Les sages-femmes auront aussi, pour la première fois, la responsabilité d'unités fonctionnelles et pourront réaliser des missions dites d'intérêt général leur permettant d'aller exercer divers type d'activités sur le terrain (associatives...) pendant leur temps de travail, comme les médecins. Cette dernière mesure fait sourire Caroline Raquin, qui estime que ces missions « existent déjà [mais que] c'est du vent car concrètement, notre temps de travail ne nous laisse pas le temps d'aller sur le terrain ».

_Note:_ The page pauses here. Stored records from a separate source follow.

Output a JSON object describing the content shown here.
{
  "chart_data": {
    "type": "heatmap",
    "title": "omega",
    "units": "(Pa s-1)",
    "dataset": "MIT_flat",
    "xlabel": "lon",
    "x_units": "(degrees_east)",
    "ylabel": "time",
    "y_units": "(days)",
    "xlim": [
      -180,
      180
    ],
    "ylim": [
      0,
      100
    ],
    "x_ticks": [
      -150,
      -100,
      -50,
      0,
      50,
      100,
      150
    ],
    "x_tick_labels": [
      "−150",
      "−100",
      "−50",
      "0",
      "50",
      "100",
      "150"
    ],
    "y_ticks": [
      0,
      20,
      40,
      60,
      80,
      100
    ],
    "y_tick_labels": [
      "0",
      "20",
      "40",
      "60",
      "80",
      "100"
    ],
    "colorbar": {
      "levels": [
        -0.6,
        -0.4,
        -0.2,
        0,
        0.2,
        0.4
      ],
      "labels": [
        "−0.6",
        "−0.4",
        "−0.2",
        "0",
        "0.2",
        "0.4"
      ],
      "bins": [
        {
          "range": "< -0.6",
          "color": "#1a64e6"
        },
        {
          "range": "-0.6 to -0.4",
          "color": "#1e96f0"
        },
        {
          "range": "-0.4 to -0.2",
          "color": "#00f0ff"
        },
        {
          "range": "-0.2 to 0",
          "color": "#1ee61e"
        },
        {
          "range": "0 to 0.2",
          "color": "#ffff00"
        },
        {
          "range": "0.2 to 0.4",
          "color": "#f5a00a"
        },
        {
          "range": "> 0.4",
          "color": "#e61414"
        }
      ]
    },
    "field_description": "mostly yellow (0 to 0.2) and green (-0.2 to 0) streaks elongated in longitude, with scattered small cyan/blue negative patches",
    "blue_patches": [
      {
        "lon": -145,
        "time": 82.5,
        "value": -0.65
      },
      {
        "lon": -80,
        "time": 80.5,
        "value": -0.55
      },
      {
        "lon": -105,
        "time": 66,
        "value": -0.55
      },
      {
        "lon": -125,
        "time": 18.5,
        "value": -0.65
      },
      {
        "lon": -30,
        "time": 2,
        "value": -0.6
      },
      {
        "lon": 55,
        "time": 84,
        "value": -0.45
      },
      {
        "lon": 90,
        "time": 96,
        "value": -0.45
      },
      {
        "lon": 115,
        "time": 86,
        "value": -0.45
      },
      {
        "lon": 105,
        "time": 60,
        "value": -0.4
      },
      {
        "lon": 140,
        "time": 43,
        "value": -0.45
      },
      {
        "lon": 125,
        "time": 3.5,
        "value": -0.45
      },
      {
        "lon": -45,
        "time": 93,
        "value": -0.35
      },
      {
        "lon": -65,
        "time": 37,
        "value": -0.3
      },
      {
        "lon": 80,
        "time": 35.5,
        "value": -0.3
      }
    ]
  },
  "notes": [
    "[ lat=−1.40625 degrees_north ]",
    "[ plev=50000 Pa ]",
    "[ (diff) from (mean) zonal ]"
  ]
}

Côté formation, le niveau de rémunération des étudiants en maïeutique de quatrième et cinquième année sera aligné sur celui des étudiants en médecine. Quant au volet de la revalorisation des salaires — les sages-femmes sont actuellement rémunérées à partir des grilles salariales paramédicales — réclamée par les organisations syndicales, la première concertation aura lieu en avril. Sur ce dernier point, Anne-Claude Ottan estime que « tout commence maintenant. Si les propositions ne sont pas satisfaisantes, notamment au niveau de la revalorisation des salaires, on appellera les sages-femmes à se mobiliser pour tirer nos revendications vers le haut. »
« Sages-femmes comme obstétriciens, tout le monde attendait qu'une décision soit prise pour que ce mouvement se termine, souligne Pascale Le Pors-Lemoine, vice-présidente du Syndicat national des gynécologues et obstétriciens français (Syngof). Car il a détérioré l'ambiance dans les services alors que dans la vraie vie, on s'entend bien, on est ensemble dans les galères comme dans les moments de joie. Obstétriciens et sages-femmes sont absolument complémentaires ». Le mouvement semble pourtant loin d'être enterré.